Banks take in less money than they lend out

Central to how the modern banking system works, financial institutions such as Silicon Valley Bank (SVB) and Signature Bank are allowed to lend out more money than they have on hand, according to the Corporate Finance Institute. In a system called fractional reserve banking, banks only keep some of the total money from depositors and loan out the rest. When the system works as it should, institutions like banks and credit unions make enough income from interest charged on those loans and miscellaneous daily deposits to cover any potential withdrawals. As long as bank customers continue to deposit their money with a bank, trusting it will be there when they need it, then a bank remains viable.

If that faith is broken, though — which can happen for any number of microeconomic and macroeconomic reasons — and all the bank customers demand their money from the bank at the same time, which is more money than the bank has, the total amount of what's withdrawn can't be covered. When that happens, it's called a bank run and the institution fails. As news of a bank failure spreads such as with SVB and Signature, confidence at other institutions can falter, and given the interconnected nature of the modern economy, banking aftershocks happen. During the Great Recession, over 500 U.S. banks failed. The most recent U.S. bank failure happened in 2020 in the early days of the COVID-19 pandemic.

Modern bank runs are mostly silent

In the days of the Great Depression, depositors had to line up at banks to withdraw their money, but in the modern era of banking, most transactions are done online. For this reason, today's bank runs are sometimes called silent bank runs. To help prevent another banking crisis, the Federal Deposit Insurance Corporation (FDIC) was founded in the 1930s, funded by fees each bank pays annually. For this reason, all U.S. deposits are insured up to $250,000 should a bank fail, but anyone holding more than that amount at the institution can lose their money. With mostly wealthy corporations for clients, nearly none of SVB's deposits were insured, per Axios.

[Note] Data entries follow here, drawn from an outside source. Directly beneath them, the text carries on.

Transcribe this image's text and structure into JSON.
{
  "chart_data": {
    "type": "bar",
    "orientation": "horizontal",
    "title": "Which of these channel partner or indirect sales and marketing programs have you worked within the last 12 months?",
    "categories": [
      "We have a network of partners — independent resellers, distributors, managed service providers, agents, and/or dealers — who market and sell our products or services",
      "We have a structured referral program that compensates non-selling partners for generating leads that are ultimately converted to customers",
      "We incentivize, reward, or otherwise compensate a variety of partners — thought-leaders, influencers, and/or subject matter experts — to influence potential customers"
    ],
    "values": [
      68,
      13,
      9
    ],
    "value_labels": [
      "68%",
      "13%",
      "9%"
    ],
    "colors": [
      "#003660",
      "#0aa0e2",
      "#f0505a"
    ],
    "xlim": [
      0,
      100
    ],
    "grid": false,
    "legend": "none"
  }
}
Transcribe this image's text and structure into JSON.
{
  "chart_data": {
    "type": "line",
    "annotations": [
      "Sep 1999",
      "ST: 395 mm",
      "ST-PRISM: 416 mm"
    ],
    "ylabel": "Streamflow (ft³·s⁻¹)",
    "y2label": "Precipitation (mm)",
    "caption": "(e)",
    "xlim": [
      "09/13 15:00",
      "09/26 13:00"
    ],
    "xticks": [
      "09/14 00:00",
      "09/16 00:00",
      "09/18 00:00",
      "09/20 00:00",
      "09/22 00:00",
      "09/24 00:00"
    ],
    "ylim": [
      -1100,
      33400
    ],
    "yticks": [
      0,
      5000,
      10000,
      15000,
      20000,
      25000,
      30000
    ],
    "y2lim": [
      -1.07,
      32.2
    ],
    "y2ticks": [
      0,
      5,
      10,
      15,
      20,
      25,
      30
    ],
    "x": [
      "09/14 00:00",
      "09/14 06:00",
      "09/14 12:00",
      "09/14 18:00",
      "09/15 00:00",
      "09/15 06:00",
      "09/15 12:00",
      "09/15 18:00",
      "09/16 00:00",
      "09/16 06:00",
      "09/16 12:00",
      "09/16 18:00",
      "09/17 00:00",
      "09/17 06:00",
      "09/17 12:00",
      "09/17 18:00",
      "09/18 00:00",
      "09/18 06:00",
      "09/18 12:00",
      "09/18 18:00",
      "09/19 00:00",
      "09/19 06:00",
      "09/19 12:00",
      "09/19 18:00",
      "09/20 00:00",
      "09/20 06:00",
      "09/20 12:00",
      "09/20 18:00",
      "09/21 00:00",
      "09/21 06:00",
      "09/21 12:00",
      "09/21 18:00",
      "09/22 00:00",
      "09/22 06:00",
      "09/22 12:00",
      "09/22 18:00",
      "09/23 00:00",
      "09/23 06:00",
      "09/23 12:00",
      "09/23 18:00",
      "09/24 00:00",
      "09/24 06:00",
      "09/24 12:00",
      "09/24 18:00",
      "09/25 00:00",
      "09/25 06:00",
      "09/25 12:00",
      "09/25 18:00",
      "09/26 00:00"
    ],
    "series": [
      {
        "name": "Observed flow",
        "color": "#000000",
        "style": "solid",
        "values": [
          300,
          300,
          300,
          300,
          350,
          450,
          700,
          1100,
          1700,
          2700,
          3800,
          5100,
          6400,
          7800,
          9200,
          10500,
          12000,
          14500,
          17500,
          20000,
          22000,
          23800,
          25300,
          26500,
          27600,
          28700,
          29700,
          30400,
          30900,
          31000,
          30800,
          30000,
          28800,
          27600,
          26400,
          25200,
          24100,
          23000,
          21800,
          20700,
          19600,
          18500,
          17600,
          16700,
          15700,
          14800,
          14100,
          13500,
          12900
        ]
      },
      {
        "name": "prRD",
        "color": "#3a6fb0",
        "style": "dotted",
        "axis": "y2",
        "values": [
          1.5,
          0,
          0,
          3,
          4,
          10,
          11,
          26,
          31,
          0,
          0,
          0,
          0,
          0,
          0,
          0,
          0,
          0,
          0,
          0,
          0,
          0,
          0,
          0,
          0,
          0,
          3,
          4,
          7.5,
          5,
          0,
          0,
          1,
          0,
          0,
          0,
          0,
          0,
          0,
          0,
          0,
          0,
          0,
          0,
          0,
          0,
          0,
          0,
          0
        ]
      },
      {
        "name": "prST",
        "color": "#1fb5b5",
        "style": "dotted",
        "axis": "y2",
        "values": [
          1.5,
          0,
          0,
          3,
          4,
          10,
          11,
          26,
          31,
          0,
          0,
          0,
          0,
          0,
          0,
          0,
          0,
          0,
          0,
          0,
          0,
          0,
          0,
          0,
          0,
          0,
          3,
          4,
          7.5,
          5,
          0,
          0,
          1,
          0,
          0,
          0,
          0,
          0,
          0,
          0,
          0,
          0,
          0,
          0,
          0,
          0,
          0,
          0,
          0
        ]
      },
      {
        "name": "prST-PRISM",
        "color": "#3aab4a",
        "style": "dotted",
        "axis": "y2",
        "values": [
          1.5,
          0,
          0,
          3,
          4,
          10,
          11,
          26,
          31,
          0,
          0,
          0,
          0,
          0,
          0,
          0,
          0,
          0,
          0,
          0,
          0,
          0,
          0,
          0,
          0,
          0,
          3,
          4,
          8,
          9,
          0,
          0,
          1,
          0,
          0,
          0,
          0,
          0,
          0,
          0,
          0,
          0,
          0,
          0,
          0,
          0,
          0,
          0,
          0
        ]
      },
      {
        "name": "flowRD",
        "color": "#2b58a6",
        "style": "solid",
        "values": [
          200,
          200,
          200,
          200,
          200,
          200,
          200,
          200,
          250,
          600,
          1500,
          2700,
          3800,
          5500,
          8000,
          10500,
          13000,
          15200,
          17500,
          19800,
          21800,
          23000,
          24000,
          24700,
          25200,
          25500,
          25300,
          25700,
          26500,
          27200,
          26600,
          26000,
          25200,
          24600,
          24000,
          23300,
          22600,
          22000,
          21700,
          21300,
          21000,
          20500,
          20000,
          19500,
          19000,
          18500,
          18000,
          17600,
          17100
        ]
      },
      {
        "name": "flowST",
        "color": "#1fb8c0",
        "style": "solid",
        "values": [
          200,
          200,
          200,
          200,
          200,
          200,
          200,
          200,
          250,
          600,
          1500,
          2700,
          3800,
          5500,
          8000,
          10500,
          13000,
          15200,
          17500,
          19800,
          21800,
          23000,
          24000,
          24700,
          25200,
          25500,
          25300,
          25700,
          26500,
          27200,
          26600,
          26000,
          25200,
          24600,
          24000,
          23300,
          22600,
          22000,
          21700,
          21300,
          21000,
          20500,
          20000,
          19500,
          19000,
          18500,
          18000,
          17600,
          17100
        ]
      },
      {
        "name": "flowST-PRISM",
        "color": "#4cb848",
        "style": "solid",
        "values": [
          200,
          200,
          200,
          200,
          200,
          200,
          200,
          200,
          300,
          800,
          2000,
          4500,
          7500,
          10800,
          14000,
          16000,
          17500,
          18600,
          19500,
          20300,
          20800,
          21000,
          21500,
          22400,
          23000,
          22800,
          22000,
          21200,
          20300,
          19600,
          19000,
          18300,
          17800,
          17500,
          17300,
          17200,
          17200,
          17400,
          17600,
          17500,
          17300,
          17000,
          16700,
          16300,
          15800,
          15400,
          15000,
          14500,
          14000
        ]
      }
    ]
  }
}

Over the decades since the Great Depression, federal banking regulations have varied, as some lawmakers push back on the rules claiming they are too restrictive, while others say banking regulations are not rigorous enough. In 2018, President Donald Trump revised regulations around how much small regional banks had to keep on hand. These changes worsened the SVB situation, in the opinion of many experts. Though relatively small, SVB held many assets for Silicon Valley tech firms and startups. Both SVB and Signature reportedly held large quantities of volatile crypto funds, which may have contributed to their instability.